Page 3: Importance of Home Language Maintenance
Whether a family has been in the United States for only a few years or for generations, they speak and pass on their languages and cultural heritages to their children through conversations, stories, music, prayers, and more. When a child’s first language is not nurtured, they often lose opportunities to communicate with parents, family members, and others in their community. There are many reasons early childhood and special education professionals and families should work together to help maintain the children and families’ home languages.
- Second language development: A strong foundation in the home language facilitates the learning of a second language.
- Social-emotional development: Children who see that their home language is valued build a positive and healthy self-identity and stronger sense of pride in their cultural and linguistic heritage.
- Facilitates and deepens relationships: Professionals who ask families to only speak to their children in English should understand that family members who are not fluent in English cannot effectively engage and communicate with their children. More specifically:
- Children and parents who share the same language are able to interact with each other in more meaningful ways.
- Family and community members who only speak the home language (e.g., grandparents, friends, relatives in the home country) are able to contribute to the child’s cultural growth, increase their vocabulary and communication skills, and share valuable learning experiences.
- Home-school collaboration: When schools communicate with families in the home language:
- Families can better support their children using the strategies and techniques that early childhood and special education professionals share with them.
- Families can share important information that can in turn be used to enhance their children’s learning.
- Cognition: Bilingual students are generally flexible thinkers and problem solvers and have an easier time understanding math concepts and solving word problems.
- Future employability: There is a growing need for individuals who are proficient in two or more languages in today’s world economy and socio-political climate.
Listen as Robert Stechuk and Patsy Pierce discuss some of the reasons it is important to maintain a child and family’s home language.
Patsy Pierce, PhD
Consultant, National Center on Cultural
and Linguistic Responsiveness
(time: 1:46)
Transcript: Robert Stechuk, PhD
Some school systems may have dozens of languages, more than a hundred home languages. The key message for me is that programs can clearly state to families that their home language is important. Whether they’re children with disabilities or children who are developing typically, we want families to understand the importance of the child’s home language. The way to understand that importance is the recognition that all the developmental domains are connected. When the child grows up with a home language—whether it’s Arabic or Korean or Spanish or something else—all the other developmental domains are engaged with that home language. The child’s identity is rooted in that language. The child’s thinking skills are developing in that language.

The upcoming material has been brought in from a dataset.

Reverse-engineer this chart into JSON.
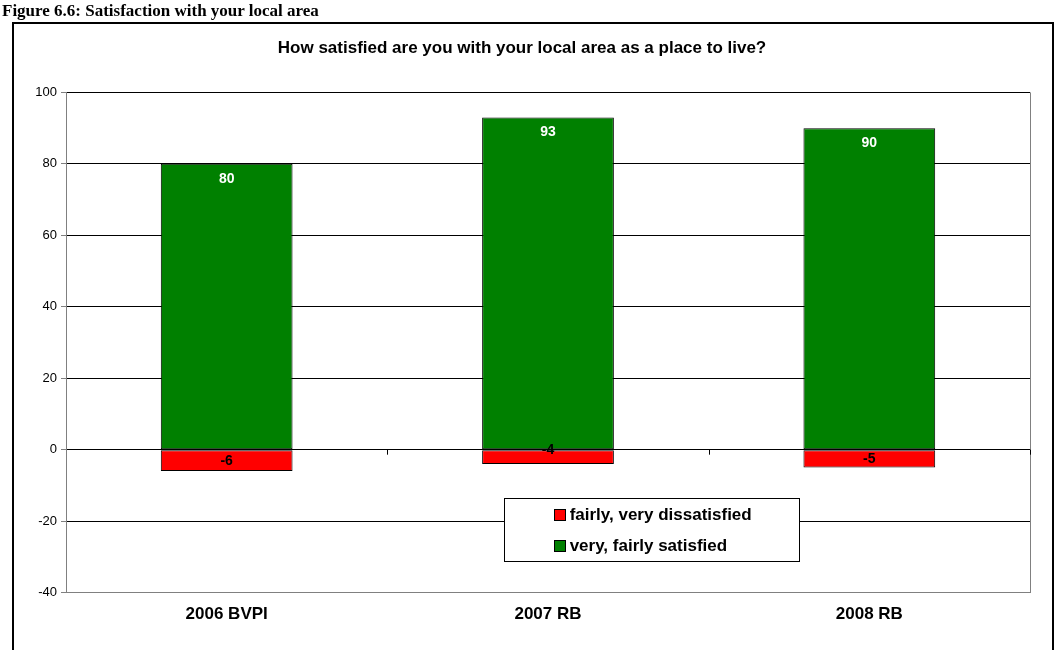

The child’s metalinguistic observations and understandings are developing in that language. If the message to families is, “Your language isn’t important” then it negates all those important connections, and it really prevents the child from continuing to develop their identity, their thinking skills, their metalinguistic awareness, et cetera.
We want families to recognize that by continuing to speak their home language, continuing to ask questions, have conversations, sing songs, tell stories, read books, the child is able to develop and continue expanding their identity, their thinking skills, their metalinguistic awareness. And that, as the child learns English over time, they can transfer that knowledge from the home language into English. But if the access to the child’s home language is interrupted then it seems inevitable that the child’s development in other domains will be negatively impacted. So schools can communicate clearly to families the importance of the family’s home language and encourage families to use those basic strategies of conversations, of book reading, of extended narratives, open-ended questions, et cetera, to support the child’s maximum overall development.
Transcript: Patsy Pierce, PhD
It’s so important for children who are dual language learners to continue to develop their home language while learning English, because we know that the home language is serving as the phonological basis and the semantic basis and the syntactical basis for language learning. Sometimes families think, “They won’t learn English unless I speak English to them, and I’m not going to use my home language anymore.” And we know from current research that’s just not true, because language always develops between people who share a positive relationship. So if families stop speaking the language they are strongest in then that could hinder the ongoing development of the relationship and would definitely hinder the home-language development of the child. So helping families to realize, for young dual language learners, with or without disabilities, they really should continue to talk with them in their home language to continue to build that language base. Then at school—if it’s primarily an English-speaking school or whatever the second language is—the academic language will build on the home language. They’re bringing that really strong base of language into school that then can translate and be the basis for further language learning. I think that’s just really important to help families realize that it’s essential to continue home-language development.
Keep in Mind
Many parents have experienced prejudice because of their lack of English proficiency. They are concerned that their children will not be as successful in school and in society if they continue to speak their home languages. Teachers can help parents understand the benefits of being proficient in multiple languages.
Early childhood and special education professionals can support the maintenance of home languages by collaborating with families. Some strategies to help families understand the value and benefits of maintaining the home language include:
- Sharing resources with families about the importance and value in maintaining the home language.
- Connecting families with experts, business owners, and others in the community to learn about the benefits of maintaining the home language. For example, a local business owner might explain her company’s need to hire workers who are multilingual speakers in order to stay competitive in today’s global economy.